Agricultural Relief v Business Property Relief

11 November 2021


You may be faced from time to time with the situation that a farmer client is taking a gift of agricultural property but cannot meet the “Farmer” test. You might recall that the “Farmer” test is the 80% asset test. That is that 80% of the donee’s assets must be agricultural after the gift. The “Farmer” test must be met on the valuation date and for gifting this means the date of the gift.

In a lot of cases, the donee Farmer doesn’t qualify for the relief because they own an off-farm house. So the farmer donee no longer, for example, lives with his parents, having set up home say in a local town, and owns his own house. This can disqualify the farmer from the relief. There are ways around this. In particular, the farmer donee could transfer his or her home to his/her spouse prior to transfer and then arrange for it to be transferred back if needs be. That option is not always available to a farmer donee (he or she may be single, in a relationship but not married or there may be bank consent issues).

The other option or point to note is that the value of the family home of the farmer donee is only the equity value. That is the value less the mortgage outstanding on the property. So, if the farmer donee is in the early stages of their repayments of his or her mortgage then it may be the case that there is a low level of equity in the house, thus permitting the farmer to qualify.

Finding the right farmer donee is a great benefit to a retiring farmer

It should be noted that the ability of a farmer to take into account mortgages on a property only applies to the farmer’s family home and not to any other property. All other property is taken at full value regardless of how indebted.

If the farmer still doesn’t qualify for agricultural relief because of the “Farmer test”, then the other route available to the farmer is business property relief. Business property relief will have the same effect as agricultural relief and will be available for donee farmers where donor farmers have been making returns of income (thus demonstrating the existence of a business).
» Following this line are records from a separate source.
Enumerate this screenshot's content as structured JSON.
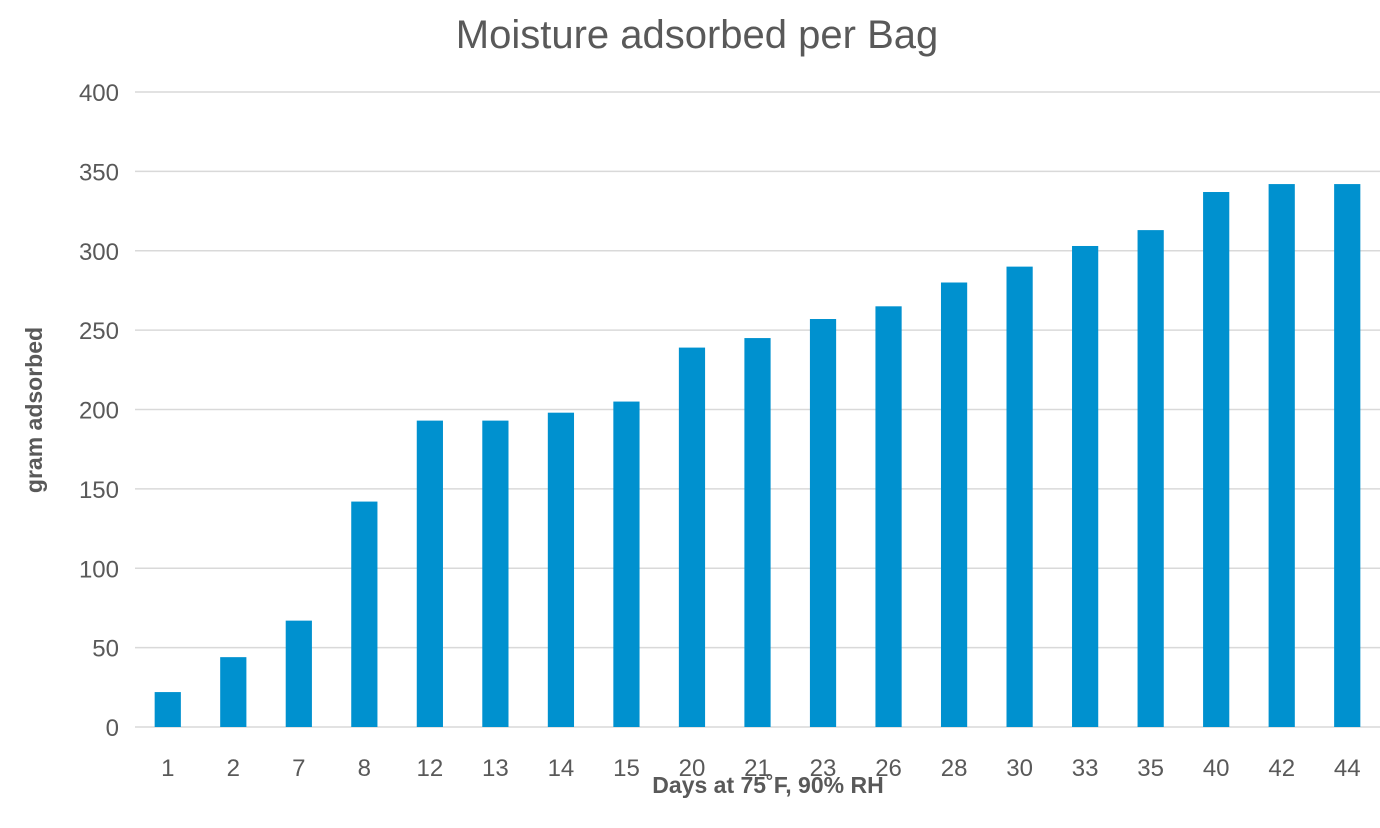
{
  "chart_data": {
    "type": "bar",
    "title": "Moisture adsorbed per Bag",
    "xlabel": "Days at 75˚F, 90% RH",
    "ylabel": "gram adsorbed",
    "categories": [
      "1",
      "2",
      "7",
      "8",
      "12",
      "13",
      "14",
      "15",
      "20",
      "21",
      "23",
      "26",
      "28",
      "30",
      "33",
      "35",
      "40",
      "42",
      "44"
    ],
    "values": [
      22,
      44,
      67,
      142,
      193,
      193,
      198,
      205,
      239,
      245,
      257,
      265,
      280,
      290,
      303,
      313,
      337,
      342,
      342
    ],
    "ylim": [
      0,
      400
    ],
    "yticks": [
      0,
      50,
      100,
      150,
      200,
      250,
      300,
      350,
      400
    ],
    "grid": true,
    "legend": "none",
    "bar_color": "#0091CF"
  }
}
So the question you might ask is, “Why don’t we opt for business relief all the time rather than going through all the hoops of agricultural relief.?”

The main answer to this lies in the fact that the farmer donee if availing of business property relief cannot lease out the land under business relief. So if the farmer donee who can avail of agricultural relief from an asset test point of view, is not a farmer in the real sense (not actively farming – eg living in a city) the farmer donee can still take the land and avail of the relief as long as the farmer donee leases it out to an “active” farmer. This option is not available for business relief. The donee must take the land and farm it him or herself.

It can be a challenge to run a farm over Zoom

It doesn’t mean that the donee actually has to do the farming. The donee can hire a manager to operate the farm (but this is often not a practical solution). The main principle being that the donee farmer availing of business relief must make income tax returns in their own name after the gift for six years (otherwise there will be a clawback of the relief)

While a donee farmer availing of business relief cannot lease out the lands, they could let out the lands on a grazing arrangement (sometimes referred to as agistment). That would be suitable for farms that may be of poorer quality or require less management.